The wrestling programme, titled SmackDown, is produced by U.S.-based World Wrestling Entertainment, Inc., whose shows are seen widely around the world.
It features wrestlers punching, kicking, choking and slamming one another to the floor in an elaborate, mostly scripted entertainment format.
Indonesian Broadcasting Commission member Ade Armando said the show should be canned.
“We have SmackDown posters, shirts, cards, and other things. It has become some kind of specific culture with its own community,” he told a local radio station.
“If there is no television show, we assume those other things will lose audience. So our conclusion is stopping the show altogether. We will not tolerate its showing anytime.”
It was not immediately clear if private broadcaster Lativi would drop the show. Commission powers to enforce content decisions are ill-defined and subject to challenge.
Since the boy died in the West Java city of Bandung on Nov. 16, Indonesian media have hunted for other stories of injuries to students in fighting games that might be linked to the show.
Some in the United States also say wrestling shows can spark violence or cause injuries when fans try to imitate the stunts they feature, and the argument has been raised in court cases.
The broadcasts often include warnings viewers should not try doing at home what they see the professionals — who themselves are sometimes injured — doing on television.
Aside from Lativi’s broadcasts, the show is widely available in Indonesia on pirated video. Schoolboys are a leading fanbase.

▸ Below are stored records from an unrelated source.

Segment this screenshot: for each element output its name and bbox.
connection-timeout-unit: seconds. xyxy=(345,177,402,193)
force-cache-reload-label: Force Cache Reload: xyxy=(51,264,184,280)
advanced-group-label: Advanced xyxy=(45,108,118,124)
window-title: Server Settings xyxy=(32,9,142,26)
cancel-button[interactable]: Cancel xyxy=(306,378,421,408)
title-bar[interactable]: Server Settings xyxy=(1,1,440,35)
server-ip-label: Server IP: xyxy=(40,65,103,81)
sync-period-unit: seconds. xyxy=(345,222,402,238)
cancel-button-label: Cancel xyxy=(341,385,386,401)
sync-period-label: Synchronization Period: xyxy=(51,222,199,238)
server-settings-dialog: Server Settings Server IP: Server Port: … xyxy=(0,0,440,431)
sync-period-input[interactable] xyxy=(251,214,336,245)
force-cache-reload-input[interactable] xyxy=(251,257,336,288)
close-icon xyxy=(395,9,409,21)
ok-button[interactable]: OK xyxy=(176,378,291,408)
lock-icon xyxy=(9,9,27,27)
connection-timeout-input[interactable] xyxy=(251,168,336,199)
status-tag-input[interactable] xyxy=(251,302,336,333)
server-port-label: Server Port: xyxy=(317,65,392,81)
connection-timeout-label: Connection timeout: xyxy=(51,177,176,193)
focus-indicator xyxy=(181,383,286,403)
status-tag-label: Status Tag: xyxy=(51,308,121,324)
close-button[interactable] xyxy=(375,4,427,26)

“It is just proper for these kind of shows to be wisely stopped. It seems as if there are no better shows,” Women Empowerment Minister Meutia Hatta said on Wednesday.
Some parents and leading educators had already called for a ban. However, Lativi had instead pushed the airtime from 9 p.m. to 10 p.m. when presumably fewer children are awake to watch.
After reforms swept Indonesia following the 1998 demise of President Suharto’s authoritarian regime, government censorship was cut back and controversial TV programmes mushroomed.